# Uh oh...



## DeepSeaDan (Mar 7, 2018)

Whilst preparing to dive for glass one day, I needed to ask permission from a property owner to use his land to access the lake. He readily agreed, asking only that I find him a chest full of treasure. Fine I said.

The closest thing I could find to a treasure chest that dive was a largeish, black, smooth, heavy plastic rectangular container. It would have to do.

Back onshore, the old fella peered expectantly over my shoulder as I opened the container, only to find...cremated human remains!

I reckon a loved one made a feeble toss off the end of an old peir, and the remains landed in 8' of water, just 20' off the shoreline.

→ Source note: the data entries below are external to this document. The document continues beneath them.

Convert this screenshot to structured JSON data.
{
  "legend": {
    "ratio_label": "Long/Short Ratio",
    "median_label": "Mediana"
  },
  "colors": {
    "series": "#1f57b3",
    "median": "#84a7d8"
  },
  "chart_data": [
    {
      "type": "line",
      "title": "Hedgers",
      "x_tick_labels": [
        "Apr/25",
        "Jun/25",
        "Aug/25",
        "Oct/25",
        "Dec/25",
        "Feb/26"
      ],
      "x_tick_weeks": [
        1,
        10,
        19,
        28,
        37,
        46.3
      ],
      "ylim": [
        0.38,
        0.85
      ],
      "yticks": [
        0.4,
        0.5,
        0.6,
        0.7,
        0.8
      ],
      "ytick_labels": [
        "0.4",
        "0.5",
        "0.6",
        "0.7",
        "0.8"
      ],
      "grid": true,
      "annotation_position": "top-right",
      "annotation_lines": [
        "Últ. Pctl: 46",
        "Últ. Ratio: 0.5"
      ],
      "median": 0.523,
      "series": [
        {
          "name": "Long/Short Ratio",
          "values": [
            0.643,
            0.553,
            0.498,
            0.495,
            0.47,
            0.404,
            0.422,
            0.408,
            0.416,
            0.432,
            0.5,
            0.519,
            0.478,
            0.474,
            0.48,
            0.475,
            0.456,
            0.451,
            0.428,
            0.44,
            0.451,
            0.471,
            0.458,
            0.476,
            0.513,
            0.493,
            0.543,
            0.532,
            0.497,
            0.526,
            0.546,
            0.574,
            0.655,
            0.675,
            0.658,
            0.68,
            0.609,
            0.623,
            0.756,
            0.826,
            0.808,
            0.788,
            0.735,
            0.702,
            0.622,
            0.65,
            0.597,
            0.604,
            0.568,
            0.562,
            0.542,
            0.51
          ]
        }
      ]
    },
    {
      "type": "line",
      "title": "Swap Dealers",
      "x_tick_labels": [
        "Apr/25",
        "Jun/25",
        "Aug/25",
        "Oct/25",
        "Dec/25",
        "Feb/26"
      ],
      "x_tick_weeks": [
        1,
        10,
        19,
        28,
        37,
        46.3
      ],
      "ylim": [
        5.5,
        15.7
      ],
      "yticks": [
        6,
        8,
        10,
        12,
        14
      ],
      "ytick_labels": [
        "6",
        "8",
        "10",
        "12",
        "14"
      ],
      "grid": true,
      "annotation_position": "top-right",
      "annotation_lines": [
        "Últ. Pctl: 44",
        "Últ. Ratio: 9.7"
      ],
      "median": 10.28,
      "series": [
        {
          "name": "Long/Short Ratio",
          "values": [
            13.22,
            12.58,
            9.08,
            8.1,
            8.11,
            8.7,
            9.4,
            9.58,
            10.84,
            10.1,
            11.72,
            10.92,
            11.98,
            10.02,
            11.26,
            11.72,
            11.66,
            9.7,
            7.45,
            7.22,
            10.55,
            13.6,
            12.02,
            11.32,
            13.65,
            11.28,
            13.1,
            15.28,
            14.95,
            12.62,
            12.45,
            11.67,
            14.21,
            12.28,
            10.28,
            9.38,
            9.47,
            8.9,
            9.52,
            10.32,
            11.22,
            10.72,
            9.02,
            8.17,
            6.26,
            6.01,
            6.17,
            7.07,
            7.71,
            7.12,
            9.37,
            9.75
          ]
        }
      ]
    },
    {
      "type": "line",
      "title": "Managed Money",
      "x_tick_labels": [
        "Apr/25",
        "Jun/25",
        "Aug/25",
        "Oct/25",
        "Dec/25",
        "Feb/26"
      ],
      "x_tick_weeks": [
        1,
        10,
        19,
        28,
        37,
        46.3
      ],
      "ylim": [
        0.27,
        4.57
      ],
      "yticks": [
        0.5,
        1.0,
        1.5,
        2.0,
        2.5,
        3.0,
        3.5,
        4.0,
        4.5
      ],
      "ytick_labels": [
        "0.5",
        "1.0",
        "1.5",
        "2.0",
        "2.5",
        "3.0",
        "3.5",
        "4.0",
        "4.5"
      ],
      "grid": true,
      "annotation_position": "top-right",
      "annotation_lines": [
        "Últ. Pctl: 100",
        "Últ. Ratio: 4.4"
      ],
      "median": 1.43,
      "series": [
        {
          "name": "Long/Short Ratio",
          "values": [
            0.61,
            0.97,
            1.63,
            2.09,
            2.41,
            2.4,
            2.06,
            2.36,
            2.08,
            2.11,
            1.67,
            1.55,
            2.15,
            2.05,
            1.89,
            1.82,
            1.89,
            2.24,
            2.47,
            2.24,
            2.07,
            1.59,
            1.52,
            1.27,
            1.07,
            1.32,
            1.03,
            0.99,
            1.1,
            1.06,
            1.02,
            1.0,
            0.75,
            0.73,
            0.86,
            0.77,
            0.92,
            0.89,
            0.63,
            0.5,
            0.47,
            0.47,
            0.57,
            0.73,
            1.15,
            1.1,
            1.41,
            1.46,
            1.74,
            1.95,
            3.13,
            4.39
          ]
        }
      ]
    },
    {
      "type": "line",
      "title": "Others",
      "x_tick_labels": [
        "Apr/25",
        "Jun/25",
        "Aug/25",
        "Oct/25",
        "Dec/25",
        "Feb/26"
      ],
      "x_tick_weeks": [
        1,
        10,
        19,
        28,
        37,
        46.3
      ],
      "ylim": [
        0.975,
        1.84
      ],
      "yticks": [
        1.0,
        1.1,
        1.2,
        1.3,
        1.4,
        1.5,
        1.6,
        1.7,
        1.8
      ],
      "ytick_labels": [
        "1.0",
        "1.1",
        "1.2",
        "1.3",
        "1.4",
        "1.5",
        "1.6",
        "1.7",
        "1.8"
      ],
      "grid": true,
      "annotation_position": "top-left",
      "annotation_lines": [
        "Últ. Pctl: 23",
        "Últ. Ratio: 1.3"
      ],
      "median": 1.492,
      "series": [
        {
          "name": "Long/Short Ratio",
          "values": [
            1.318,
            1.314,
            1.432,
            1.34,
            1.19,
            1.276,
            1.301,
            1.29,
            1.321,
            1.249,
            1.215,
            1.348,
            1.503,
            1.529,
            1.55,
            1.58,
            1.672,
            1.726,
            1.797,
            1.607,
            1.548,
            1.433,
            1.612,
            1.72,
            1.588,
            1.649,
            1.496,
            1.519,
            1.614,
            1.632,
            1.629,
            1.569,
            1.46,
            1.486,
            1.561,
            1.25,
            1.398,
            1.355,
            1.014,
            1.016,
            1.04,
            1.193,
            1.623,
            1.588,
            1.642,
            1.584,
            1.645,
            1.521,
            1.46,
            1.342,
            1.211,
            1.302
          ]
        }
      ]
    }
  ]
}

My buddy & I returned the remains to the lake, taking them to deeper water and covering them with rock, hopefully never to be disturbed again!

Regards,
DSD


----------



## RCO (Mar 8, 2018)

that's odd I haven't heard of anyone finding cremated human remains before , but not surprised some would be out there in places where people are diving


----------



## botlguy (Mar 8, 2018)

Interesting story.


----------



## blobbottlebob (Mar 8, 2018)

Hey Dan,
I have never found remains. Lots of bones and which I wonder about sometimes. The craziest thing I had happen was a doll's head rolled right in front of my mask in a spot with three inches of visibility. I was super freaked out at seeing a dead baby until I realized it wasn't real.


----------